Chance UK chief executive Gracia McGrath says some people might be volunteering at the Olympics instead

Gracia McGrath
Gracia McGrath

The number of people putting themselves forward to volunteer for the child mentoring charity Chance UK has tailed off in the year since last summer’s riots in England, according to its chief executive.

Gracia McGrath, chief executive of Chance UK, said that 190 people had put themselves forward to volunteer – the maximum number of volunteers it can work with at one time – in the two months after the riots in August 2011. But that figure had fallen gradually over the past year.

In May/June of this year, only 62 people put themselves forward to volunteer for the charity, compared with 89 people for the same period the year before.

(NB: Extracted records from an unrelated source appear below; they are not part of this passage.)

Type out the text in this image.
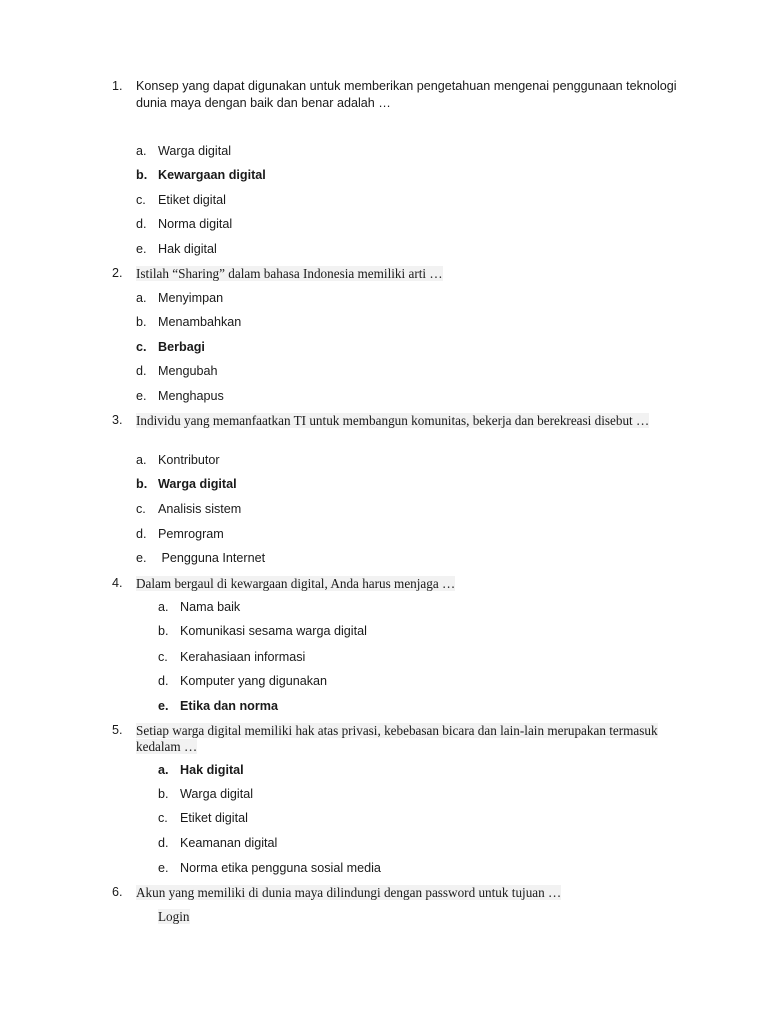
1.	Konsep yang dapat digunakan untuk memberikan pengetahuan mengenai penggunaan teknologi dunia maya dengan baik dan benar adalah …
a. Warga digital
b. Kewargaan digital
c. Etiket digital
d. Norma digital
e. Hak digital
2.	Istilah “Sharing” dalam bahasa Indonesia memiliki arti …
a. Menyimpan
b. Menambahkan
c. Berbagi
d. Mengubah
e. Menghapus
3.	Individu yang memanfaatkan TI untuk membangun komunitas, bekerja dan berekreasi disebut …
a. Kontributor
b. Warga digital
c. Analisis sistem
d. Pemrogram
e. Pengguna Internet
4.	Dalam bergaul di kewargaan digital, Anda harus menjaga …
a. Nama baik
b. Komunikasi sesama warga digital
c. Kerahasiaan informasi
d. Komputer yang digunakan
e. Etika dan norma
5.	Setiap warga digital memiliki hak atas privasi, kebebasan bicara dan lain-lain merupakan termasuk kedalam …
a. Hak digital
b. Warga digital
c. Etiket digital
d. Keamanan digital
e. Norma etika pengguna sosial media
6.	Akun yang memiliki di dunia maya dilindungi dengan password untuk tujuan …
Login
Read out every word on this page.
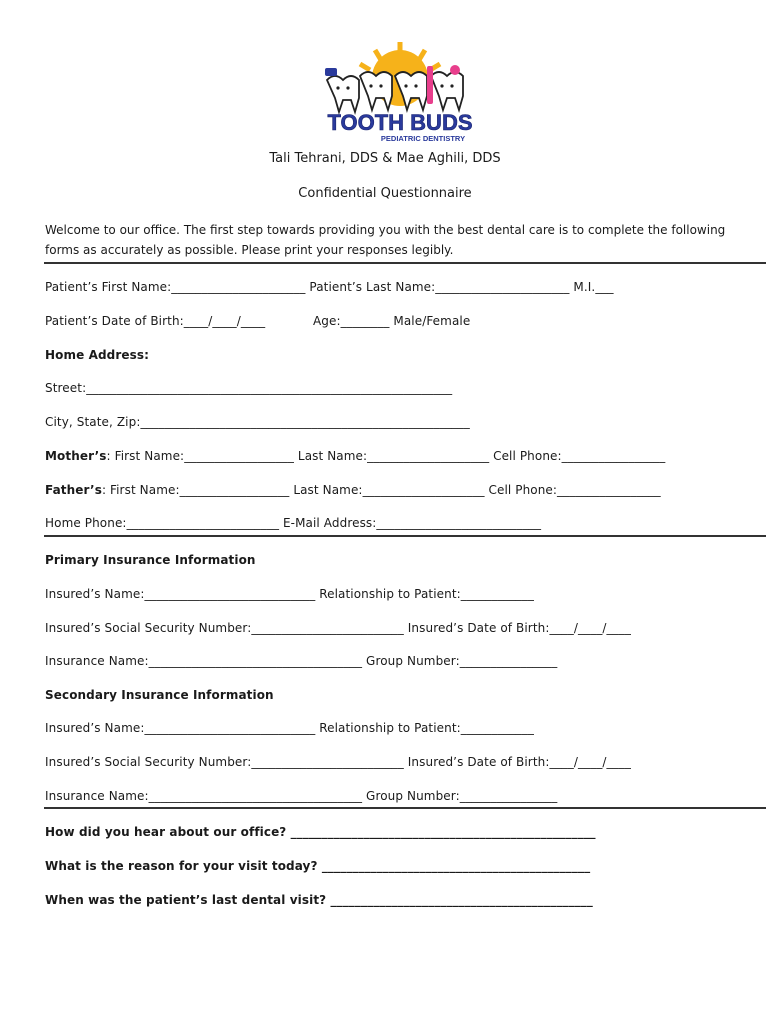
TOOTH BUDS
PEDIATRIC DENTISTRY
Tali Tehrani, DDS & Mae Aghili, DDS
Confidential Questionnaire
Welcome to our office. The first step towards providing you with the best dental care is to complete the following forms as accurately as possible. Please print your responses legibly.
Patient’s First Name:______________________ Patient’s Last Name:______________________ M.I.___
Patient’s Date of Birth:____/____/____	Age:________ Male/Female
Home Address:
Street:____________________________________________________________
City, State, Zip:______________________________________________________
Mother’s: First Name:__________________ Last Name:____________________ Cell Phone:_________________
Father’s: First Name:__________________ Last Name:____________________ Cell Phone:_________________
Home Phone:_________________________ E-Mail Address:___________________________
Primary Insurance Information
Insured’s Name:____________________________ Relationship to Patient:____________
Insured’s Social Security Number:_________________________ Insured’s Date of Birth:____/____/____
Insurance Name:___________________________________ Group Number:________________
Secondary Insurance Information
Insured’s Name:____________________________ Relationship to Patient:____________
Insured’s Social Security Number:_________________________ Insured’s Date of Birth:____/____/____
Insurance Name:___________________________________ Group Number:________________
How did you hear about our office? __________________________________________________
What is the reason for your visit today? ____________________________________________
When was the patient’s last dental visit? ___________________________________________
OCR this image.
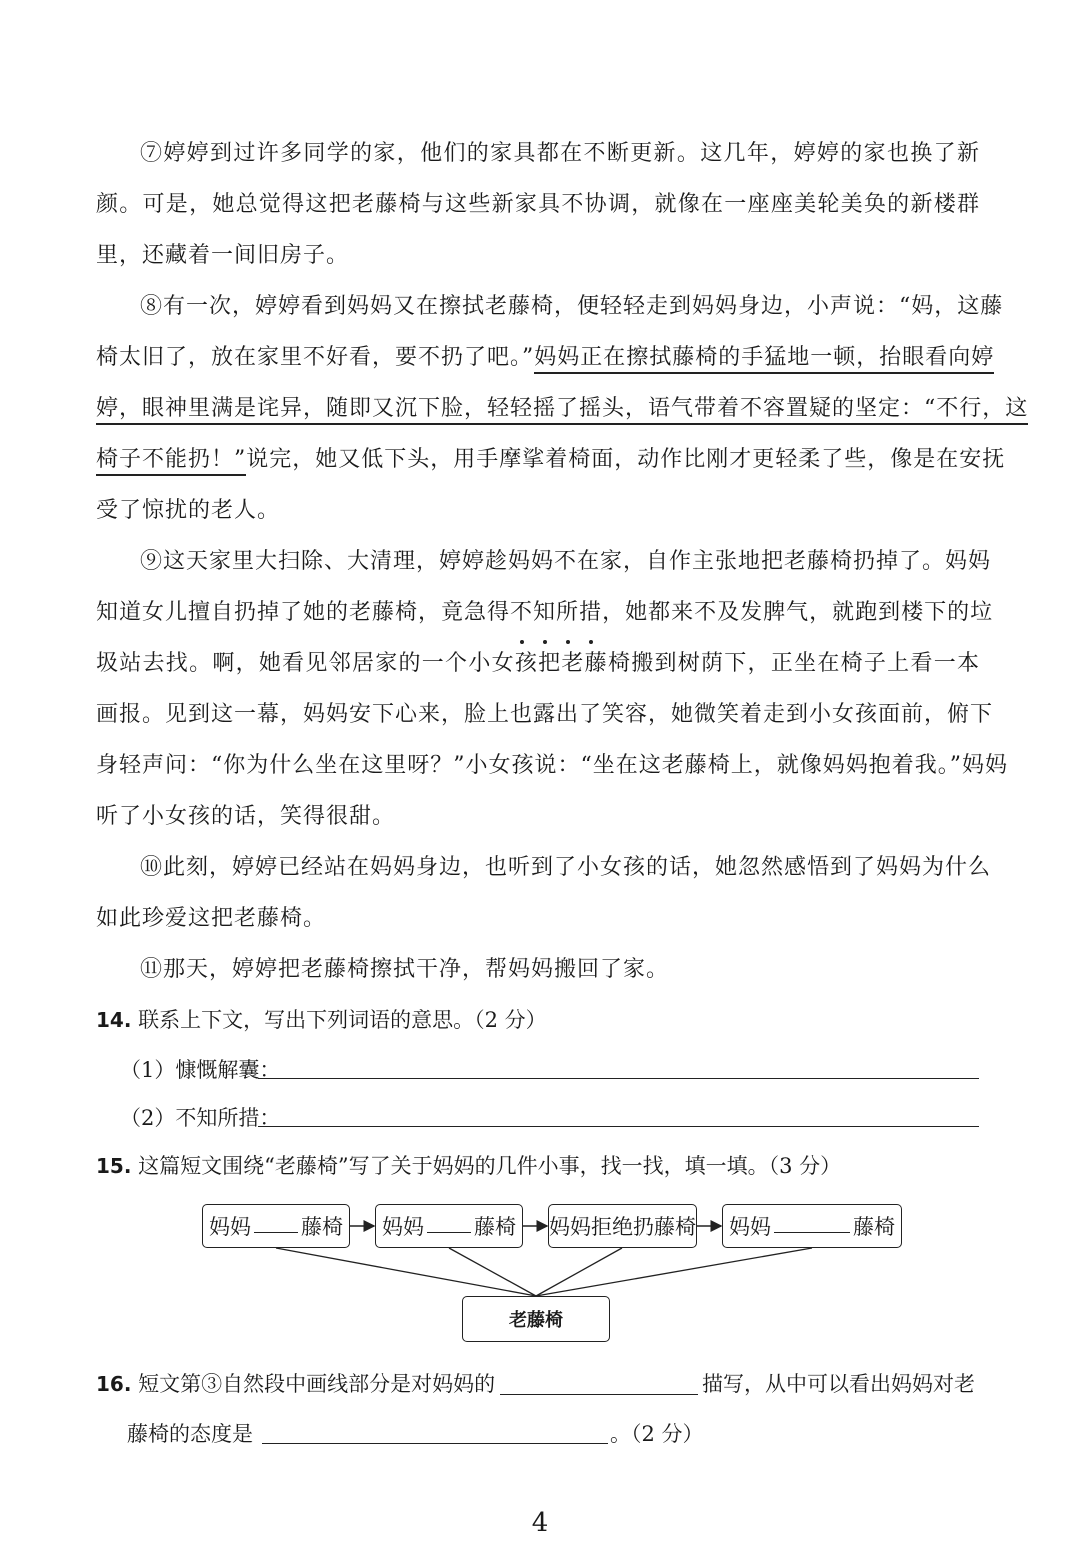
⑦婷婷到过许多同学的家，他们的家具都在不断更新。这几年，婷婷的家也换了新
颜。可是，她总觉得这把老藤椅与这些新家具不协调，就像在一座座美轮美奂的新楼群
里，还藏着一间旧房子。
⑧有一次，婷婷看到妈妈又在擦拭老藤椅，便轻轻走到妈妈身边，小声说：“妈，这藤
椅太旧了，放在家里不好看，要不扔了吧。”妈妈正在擦拭藤椅的手猛地一顿，抬眼看向婷
婷，眼神里满是诧异，随即又沉下脸，轻轻摇了摇头，语气带着不容置疑的坚定：“不行，这
椅子不能扔！”说完，她又低下头，用手摩挲着椅面，动作比刚才更轻柔了些，像是在安抚
受了惊扰的老人。
⑨这天家里大扫除、大清理，婷婷趁妈妈不在家，自作主张地把老藤椅扔掉了。妈妈
知道女儿擅自扔掉了她的老藤椅，竟急得不知所措，她都来不及发脾气，就跑到楼下的垃
圾站去找。啊，她看见邻居家的一个小女孩把老藤椅搬到树荫下，正坐在椅子上看一本
画报。见到这一幕，妈妈安下心来，脸上也露出了笑容，她微笑着走到小女孩面前，俯下
身轻声问：“你为什么坐在这里呀？”小女孩说：“坐在这老藤椅上，就像妈妈抱着我。”妈妈
听了小女孩的话，笑得很甜。
⑩此刻，婷婷已经站在妈妈身边，也听到了小女孩的话，她忽然感悟到了妈妈为什么
如此珍爱这把老藤椅。
⑪那天，婷婷把老藤椅擦拭干净，帮妈妈搬回了家。
14. 联系上下文，写出下列词语的意思。（2 分）
（1）慷慨解囊：
（2）不知所措：
15. 这篇短文围绕“老藤椅”写了关于妈妈的几件小事，找一找，填一填。（3 分）
妈妈 藤椅 妈妈 藤椅 妈妈拒绝扔藤椅 妈妈	藤椅
老藤椅
16. 短文第③自然段中画线部分是对妈妈的	描写，从中可以看出妈妈对老
藤椅的态度是	。（2 分）
4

McGrath said that the decline had been gradual, with 190 people offering to volunteer in November/ December 2011 and 90 people putting themselves forward in February/March 2012.

McGrath said she hoped that the surge in volunteering experienced by the charity in the aftermath of the riots would have continued in the long term. "I do think people had an immediate knee-jerk reaction and wanted to do something positive," she said. "As the riots faded out of the news, so did people’s concentration on it and their desire to do something positive."

McGrath said the charity has been using social media to push volunteering since last autumn and the first anniversary coverage also provided an opportunity to attract more potential mentors. But she added: "When you have news stories that say riots are definitely going to happen again, there becomes a feeling of inevitability that makes people not want to act."

McGrath said that the Olympics had also had an effect on volunteering numbers.

"A lot of people who were expressing an interest in volunteering for us went on to volunteer for the Olympics instead," she said. "We hope that once the Olympics is over they will volunteer for charities like ourselves."